I have to admit that I have made some excellent friends at all the places I have worked over the years.  This little post is to highlight the genius of one of those friends in particular, Ms. Sandra.  I met her working for a wee lil company named LLOG, and it was fate that we met, from her birth date to her great sense of humor, she is AWESOME!

There was a great disturbance in the force and LLOG did not mesh well with me at that time in my life.  It was the only job I have ever been fired from, it was a horrible, horrible experience and I do not wish it on anyone.  Two things I have been able to take away from this experience are a great friend and knowing that money does not buy happiness. 

My friend/coworker Sandra caught me doing the death march down the hallway with my box of personal belongings, holding back tears in my eyes, and being escorted by Jabba herself to the elevator and off to the rest of my life. 

I don't know when it was that Sandra presented me with the following top 10 list, but I found it when cleaning out some files at home the other day.  It still makes me laugh once I figured out what it was and I hope she remembers too.


It went a little something like this.....
Top Ten Signs that You're Getting Fired from LLOG: (think Dave Letterman)
Keep in mind for each line there is a hidden joke that only the writer and I will ever get, one of those things that happens when you spend a good quanitity of time working with people.



Drumroll
10: They run out of invoices (I was in a division of Accounts Payable)

9: The door code has been changed and you can't get in.

8: You loan Anne Connell a VHS tape at 12:01, she gives it back at 12:02 stating "I may not see you later."


7: Heather Tollin gives you your Christmas present in July.

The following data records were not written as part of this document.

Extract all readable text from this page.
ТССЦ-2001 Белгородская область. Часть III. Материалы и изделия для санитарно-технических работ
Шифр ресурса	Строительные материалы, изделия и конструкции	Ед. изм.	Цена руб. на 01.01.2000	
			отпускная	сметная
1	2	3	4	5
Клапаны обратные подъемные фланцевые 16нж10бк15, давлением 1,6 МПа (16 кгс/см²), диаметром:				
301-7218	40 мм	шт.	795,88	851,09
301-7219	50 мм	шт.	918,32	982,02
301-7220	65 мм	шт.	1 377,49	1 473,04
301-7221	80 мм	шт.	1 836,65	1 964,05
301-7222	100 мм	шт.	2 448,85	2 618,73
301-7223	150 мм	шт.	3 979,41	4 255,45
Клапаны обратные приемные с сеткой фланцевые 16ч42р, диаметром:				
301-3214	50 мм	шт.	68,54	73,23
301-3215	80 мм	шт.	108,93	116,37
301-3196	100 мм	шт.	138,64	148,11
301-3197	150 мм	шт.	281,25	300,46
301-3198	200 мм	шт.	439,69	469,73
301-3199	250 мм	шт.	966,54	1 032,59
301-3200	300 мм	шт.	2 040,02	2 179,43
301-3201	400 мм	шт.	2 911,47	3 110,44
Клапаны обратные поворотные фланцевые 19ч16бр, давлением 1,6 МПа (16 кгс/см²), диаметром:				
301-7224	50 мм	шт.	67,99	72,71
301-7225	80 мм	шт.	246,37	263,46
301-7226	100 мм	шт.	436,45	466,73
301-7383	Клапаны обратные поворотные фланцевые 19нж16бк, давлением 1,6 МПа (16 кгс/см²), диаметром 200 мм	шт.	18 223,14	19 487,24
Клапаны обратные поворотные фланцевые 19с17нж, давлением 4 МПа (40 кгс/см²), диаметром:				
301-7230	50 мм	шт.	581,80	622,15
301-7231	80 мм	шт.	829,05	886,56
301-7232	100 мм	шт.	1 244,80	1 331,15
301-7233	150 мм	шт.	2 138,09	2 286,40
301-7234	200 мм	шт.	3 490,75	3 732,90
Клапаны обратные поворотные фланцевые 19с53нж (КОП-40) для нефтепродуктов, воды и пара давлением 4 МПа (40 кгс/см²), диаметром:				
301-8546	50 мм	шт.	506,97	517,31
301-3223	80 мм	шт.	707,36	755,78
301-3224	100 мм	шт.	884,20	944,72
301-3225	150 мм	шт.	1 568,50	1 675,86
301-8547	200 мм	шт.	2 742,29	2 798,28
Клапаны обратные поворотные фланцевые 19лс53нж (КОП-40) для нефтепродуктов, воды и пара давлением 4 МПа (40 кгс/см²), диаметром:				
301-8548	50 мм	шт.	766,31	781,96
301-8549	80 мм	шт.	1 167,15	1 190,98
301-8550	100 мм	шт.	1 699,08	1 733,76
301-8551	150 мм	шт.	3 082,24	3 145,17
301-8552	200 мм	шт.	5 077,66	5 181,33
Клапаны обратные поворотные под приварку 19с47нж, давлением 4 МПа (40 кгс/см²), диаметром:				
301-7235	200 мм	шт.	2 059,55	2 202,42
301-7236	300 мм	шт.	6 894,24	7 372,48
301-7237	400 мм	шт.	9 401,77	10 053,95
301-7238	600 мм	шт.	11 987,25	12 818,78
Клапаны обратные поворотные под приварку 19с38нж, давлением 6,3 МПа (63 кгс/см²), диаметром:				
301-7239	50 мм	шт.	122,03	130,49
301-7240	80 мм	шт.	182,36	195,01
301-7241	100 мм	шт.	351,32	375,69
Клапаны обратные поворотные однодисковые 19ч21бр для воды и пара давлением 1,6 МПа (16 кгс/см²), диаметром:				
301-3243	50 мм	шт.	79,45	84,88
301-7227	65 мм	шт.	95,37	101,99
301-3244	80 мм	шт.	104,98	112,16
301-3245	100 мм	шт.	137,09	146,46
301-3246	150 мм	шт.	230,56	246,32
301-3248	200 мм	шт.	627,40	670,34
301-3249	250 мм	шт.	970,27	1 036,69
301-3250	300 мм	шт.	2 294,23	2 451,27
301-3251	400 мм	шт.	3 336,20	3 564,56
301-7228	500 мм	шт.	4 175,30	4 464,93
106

6: They start paying you in I.O.U.'s written on little scraps of kleenex.

5: Bob McMann flirts with Kem Ducote instead of you.

4: Carol Eaton keeps asking, "When do I meet the new receptionist?"

3: Harold Garic gives you the number to the suicide hotline.


2: Conversations at the water cooler are mainly with yourself.

And the #1 sign that you are getting fired from LLOG:

1: When you say "See you tomorrow", Kem Ducote laughs uncontrollably.

Good Times!  I wouldn't change a thing!
Thank you Sandra for still making me smile after all of these years.